Poway City Council members wrapped up a four-hour public hearing Tuesday night by voting 3-2 to permit the Maderas Golf Club to resume using its water wells.

Councilmen Steve Vaus and Dave Grosch voted against the motion, saying they were not convinced of proponents’ claims that turning the well pumps back on would not impact water levels in wells in the neighboring Old Coach Estates development or habitat in and around the Blue Sky Ecological Reserve.

Mayor Don Higginson, Deputy Mayor John Mullin and Councilman Jim Cunningham said the scientific data supported the claim that the golf course and its neighbors drew groundwater from separate sources.

“I have to rely on the experts,” Higginson said. The decision on whether to support changes to the golf club’s conditional use permit “is pretty straightforward,” he said.
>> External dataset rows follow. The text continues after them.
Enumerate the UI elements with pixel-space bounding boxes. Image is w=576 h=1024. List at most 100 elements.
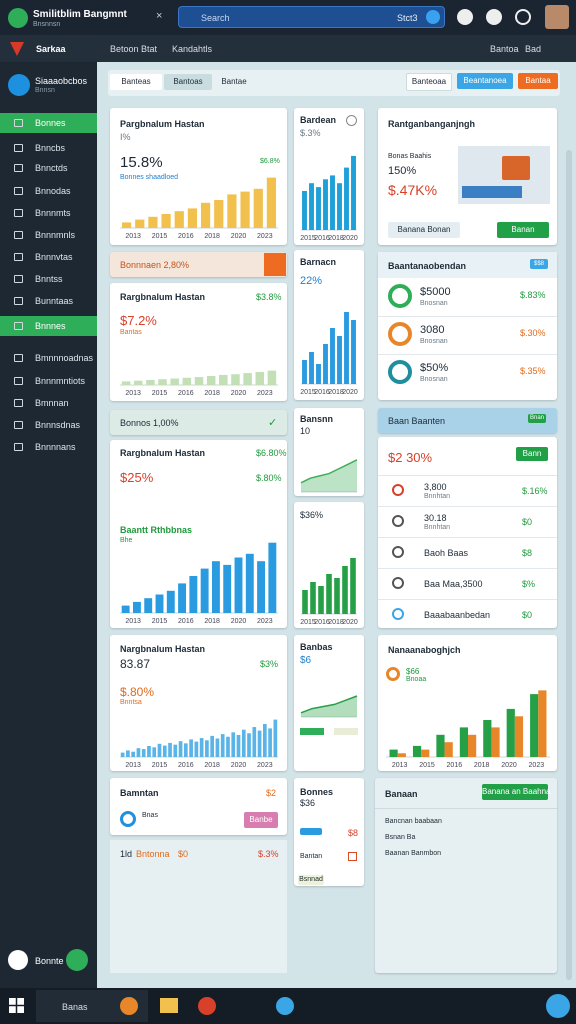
start-button[interactable] (9, 998, 24, 1013)
nav-label: Bmnnnoadnas (35, 353, 94, 363)
nav-label: Bnnnsdnas (35, 420, 81, 430)
button[interactable]: Bantaa (518, 73, 558, 89)
avatar[interactable] (545, 5, 569, 29)
chart: 2013 2015 2016 2018 2020 2023 (120, 177, 278, 240)
bar (147, 746, 151, 757)
item-text: Bantan (300, 853, 323, 860)
bar (344, 167, 349, 230)
button[interactable]: Banana an Baahna (482, 784, 551, 800)
chat-button[interactable] (66, 949, 88, 971)
row-change: $.30% (520, 328, 546, 338)
button[interactable]: Beantanoea (457, 73, 513, 89)
x-tick-label: 2020 (342, 389, 358, 396)
icon[interactable] (457, 9, 473, 25)
notification[interactable] (546, 994, 570, 1018)
tab[interactable]: Bantae (221, 77, 247, 86)
strip-button[interactable] (264, 253, 286, 276)
nav-item[interactable]: Bnnnmnls (0, 225, 97, 245)
row-text: $0 (178, 849, 189, 859)
menu-item[interactable]: Kandahtls (172, 44, 213, 54)
menu-item[interactable]: Betoon Btat (110, 44, 158, 54)
nav-item[interactable]: Bnnnmntiots (0, 371, 97, 391)
nav-item[interactable]: Bonnes (0, 113, 97, 133)
row-text: 1ld (120, 849, 133, 859)
card-tag: $$8 (530, 259, 548, 269)
app-icon[interactable] (160, 998, 178, 1013)
x-tick-label: 2015 (152, 762, 168, 769)
nav-item[interactable]: Bnncbs (0, 138, 97, 158)
bar (189, 576, 198, 613)
button[interactable]: Banan (497, 222, 549, 238)
nav-item[interactable]: Bunntaas (0, 291, 97, 311)
bar (132, 601, 141, 613)
alert-strip: Bonnnaen 2,80% (110, 252, 287, 277)
scrollbar[interactable] (566, 150, 572, 980)
card-title: Banaan (385, 789, 418, 799)
app-icon[interactable] (120, 997, 138, 1015)
card-title: Bonnes (300, 787, 334, 797)
button[interactable]: Banbe (244, 812, 278, 828)
app-icon[interactable] (276, 997, 294, 1015)
button[interactable]: Bsnnad (298, 875, 324, 885)
chart-card: Nanaanaboghjch $66 Bnoaa 2013 2015 2016 201… (378, 635, 557, 771)
taskbar: Banas (0, 988, 576, 1024)
app-icon[interactable] (198, 997, 216, 1015)
nav-item[interactable]: Bnnctds (0, 158, 97, 178)
nav-item[interactable]: Bnntss (0, 269, 97, 289)
divider (378, 568, 557, 569)
section-header: Baan Baanten Bnan (378, 408, 557, 433)
bar (226, 736, 230, 757)
nav-item[interactable]: Bnnnvtas (0, 247, 97, 267)
row-text: $.3% (258, 849, 279, 859)
pill (300, 828, 322, 835)
nav-item[interactable]: Bnnnes (0, 316, 97, 336)
tab[interactable]: Bantoas (164, 74, 212, 90)
header-link[interactable]: Bad (525, 44, 542, 54)
brand: Sarkaa (36, 44, 66, 54)
close-tab[interactable]: × (156, 10, 163, 22)
row-icon (392, 577, 404, 589)
nav-item[interactable]: Bmnnan (0, 393, 97, 413)
header-link[interactable]: Bantoa (490, 44, 519, 54)
bar (241, 729, 246, 757)
button[interactable]: Banteoaa (406, 73, 452, 91)
nav-label: Bnntss (35, 274, 63, 284)
bar (189, 739, 193, 757)
kpi-card: Pargbnalum Hastan I% 15.8% Bonnes shaadl… (110, 108, 287, 245)
mini-card: Bansnn 10 (294, 408, 364, 496)
chart: 2013 2015 2016 2018 2020 2023 (386, 690, 550, 769)
bar (236, 735, 241, 757)
bar (155, 594, 164, 613)
section-title: Baan Baanten (388, 416, 446, 426)
button[interactable]: Banana Bonan (388, 222, 460, 238)
card-value: 10 (300, 426, 311, 436)
icon[interactable] (486, 9, 502, 25)
tab[interactable]: Banteas (110, 74, 162, 90)
nav-item[interactable]: Bnnnnans (0, 437, 97, 457)
search-button[interactable] (426, 10, 440, 24)
row-sub: Bnnhtan (424, 493, 451, 500)
bar (351, 320, 356, 384)
nav-label: Bnnnmnls (35, 230, 76, 240)
bar (227, 194, 237, 228)
card-tag: $3% (260, 659, 279, 669)
nav-item[interactable]: Bnnodas (0, 181, 97, 201)
bar (211, 561, 220, 613)
nav-icon (14, 377, 23, 385)
bar (120, 752, 125, 757)
bar (144, 598, 153, 613)
kpi-card: Nargbnalum Hastan 83.87 $3% $.80% Bnntsa… (110, 635, 287, 771)
nav-item[interactable]: Bnnnmts (0, 203, 97, 223)
button[interactable]: Bann (516, 447, 548, 461)
bar (262, 724, 267, 757)
row-sub: Bnnhtan (424, 524, 451, 531)
x-tick-label: 2018 (204, 618, 220, 625)
bar (530, 694, 539, 757)
x-tick-label: 2023 (257, 390, 273, 397)
nav-item[interactable]: Bnnnsdnas (0, 415, 97, 435)
nav-icon (14, 253, 23, 261)
search-bar[interactable]: Search Stct3 (178, 6, 445, 28)
settings-icon[interactable] (515, 9, 531, 25)
nav-item[interactable]: Bmnnnoadnas (0, 348, 97, 368)
bar (187, 208, 198, 228)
The city staff had recommended approval of the modifications, including one that the golf club’s owners opposed: requiring a public hearing and council approval if additional wells are to be constructed. Higginson tried, but failed to convince his colleagues to drop that condition.

Sunroad has agreed to a city condition that the annual “cap” of water that can be drawn from the wells be reduced from 280 acre feet to 173 acre feet (56.4 million gallons.) Company vice president Tom Story said the lower amount represents the average annual consumption over the period before the wells were shut off.
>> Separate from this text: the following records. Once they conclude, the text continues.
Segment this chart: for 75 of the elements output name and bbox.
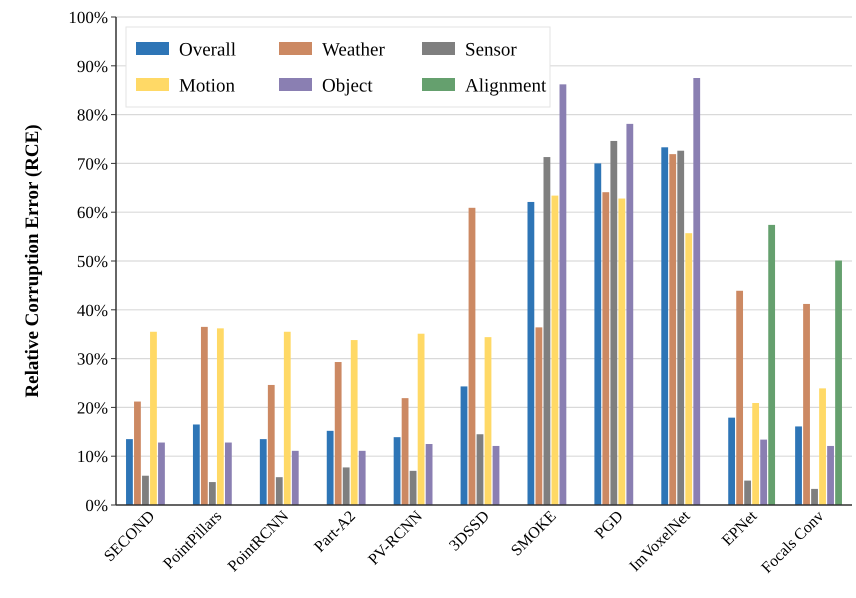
y-axis-title: Relative Corruption Error (RCE) [22, 124, 43, 398]
bar [216, 328, 224, 505]
bar [835, 260, 842, 505]
bar [736, 290, 744, 505]
bar [142, 476, 149, 505]
bar [150, 332, 157, 505]
bar [268, 384, 275, 505]
legend-label: Object [322, 76, 374, 97]
bar [476, 434, 484, 505]
bar [677, 150, 684, 505]
bar [795, 426, 802, 505]
bar [284, 332, 291, 505]
bar [811, 488, 818, 505]
bar [760, 440, 768, 505]
legend-label: Motion [179, 76, 236, 97]
y-tick-label: 100% [68, 8, 108, 27]
bar [728, 418, 736, 505]
y-tick-label: 10% [76, 447, 108, 466]
legend-label: Alignment [465, 76, 547, 97]
bar [134, 402, 141, 505]
bar [158, 442, 165, 505]
bar [484, 337, 492, 505]
legend-label: Overall [179, 40, 236, 61]
legend-label: Weather [322, 40, 386, 61]
bar [426, 444, 433, 505]
y-tick-label: 30% [76, 350, 108, 369]
bar [394, 437, 400, 505]
bar [126, 439, 133, 505]
y-tick-label: 0% [85, 496, 108, 515]
bar [693, 78, 700, 505]
y-tick-label: 70% [76, 154, 108, 174]
bar [752, 403, 760, 505]
bar [594, 163, 602, 505]
y-tick-label: 50% [76, 252, 108, 271]
bar [342, 467, 350, 505]
bar [685, 233, 692, 505]
bar [827, 446, 834, 505]
bar [618, 198, 626, 505]
y-tick-label: 90% [76, 56, 108, 76]
bar [418, 334, 424, 505]
bar [535, 327, 542, 505]
bar [292, 450, 299, 505]
bar [192, 424, 200, 505]
bar [260, 439, 267, 505]
bar [552, 196, 558, 505]
bar [768, 224, 776, 505]
y-tick-label: 80% [76, 106, 108, 125]
bar [200, 326, 208, 505]
y-tick-label: 60% [76, 203, 108, 222]
bar [610, 140, 618, 505]
bar [560, 84, 566, 505]
legend-label: Sensor [465, 40, 518, 61]
bar [410, 470, 416, 505]
y-tick-label: 20% [76, 398, 108, 418]
bar [208, 482, 216, 505]
bar [744, 480, 752, 505]
bar [350, 340, 358, 505]
bar [358, 450, 366, 505]
bar [626, 124, 634, 505]
bar [492, 446, 500, 505]
bar [468, 208, 476, 505]
bar [326, 430, 334, 505]
bar [803, 304, 810, 505]
bar [402, 398, 408, 505]
bar [334, 362, 342, 505]
bar [544, 157, 550, 505]
bar [602, 192, 610, 505]
bar [527, 202, 534, 505]
y-tick-label: 40% [76, 300, 108, 320]
bar [669, 154, 676, 505]
bar [460, 386, 468, 505]
bar [224, 442, 232, 505]
bar [661, 147, 668, 505]
bar [819, 388, 826, 505]
bar [276, 477, 283, 505]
For the first 12 years of its existence, the luxury golf course had depended on a combination of well water and municipal water to keep its approximately 88 acres of landscaping green. The well use was governed by a 2000 CUP that limited the golf club to drawing up to 280 acre feet (91.2 million gallons) of underground water per year. The monitoring of water levels at two test wells was required. In August of 2009, the water level in the Old Coach Estates well dropped below 180 feet. Under terms of the CUP, Maderas had to partially shut down its pumping. It also began the process of applying for changes in the CUP. In August 2011, all pumping was stopped in response to concerns expressed by neighbors that their well water levels were dropping as well.

Since then, Maderas has commissioned reports that conclude there is no connection between the underground water sources feeding the golf course and the neighboring properties. The residents commissioned a report presented in May 2012 that concluded that there is a connection and that sustained pumping by Maderas would impact Old Coach Estates wells. The city then hired a third-party engineering firm, Dudek, (paid for by the owners of the golf course) that in most respects sided with the golf course’s position.

A city staff report notes that since the Maderas wells were shut down in August 2011, water levels in those wells has increased while the levels of four private wells in Old Coach Estates has continued to decline.

On Tuesday night, the council heard from 17 residents opposed to Maderas being allowed to resume pumping. Several questioned the findings of the various reports and compared them to the their real-world experiences of private well-water levels dropping significantly in recent years.

Old Coast Estates resident Justin Owens, for example, said his well went dry 25 days ago and that he’s had to pay $13,000 to the city to be connected to the municipal water system. In his view, the city has come up with a new business plan to generate new revenues “while allowing Maderas to extract all the ground water.”

Neighbor Ron Sawzak said his water level has dropped 200 feet in five years even though he’s pumping half as much water. Like several others speaking. Sawzak questioned Sunroad’s credibility. He and others recounted the early days of development of the golf course, when grading and water pumping permits were not issued and ecologically sensitive lands were damaged and established water pumping limits were ignored.

Maderas supporters include three company executives and six other local residents who praised the golf course’s national reputation and its water conservation efforts. They noted that many golf courses are on the brink of extinction, largely due to the high cost of importing water for landscape irrigation.

Supporter Kevin McNamara called the Sunroad team “class acts, good people” and suggested that the long-term solution to the Old Coach Estate water problem should involve the extension of recycled water lines from the business park to the area.

The public hearing drew well over 100 spectators, who remained subdued and polite throughout the night.

Toward the end of the meeting, Grosch said he was struggling with the key question: Would neighborhood wells be impacted by the resumption of ground water use by Maderas?

“What if we’re wrong?” he asked. “I think there are (aquifer) connections everywhere.”

Higginson said that if the experts are wrong, the city can always modify the golf course’s CUP at some future time.

Vaus, who likened the history between Maderas and the city to “a script from a bad movie,” said some of that speaks to the credibility, or lack of, by Sunroad.

He also quoted from the natural resources section of the city’s General Plan, which places a high priority on the preservation of groundwater supplies.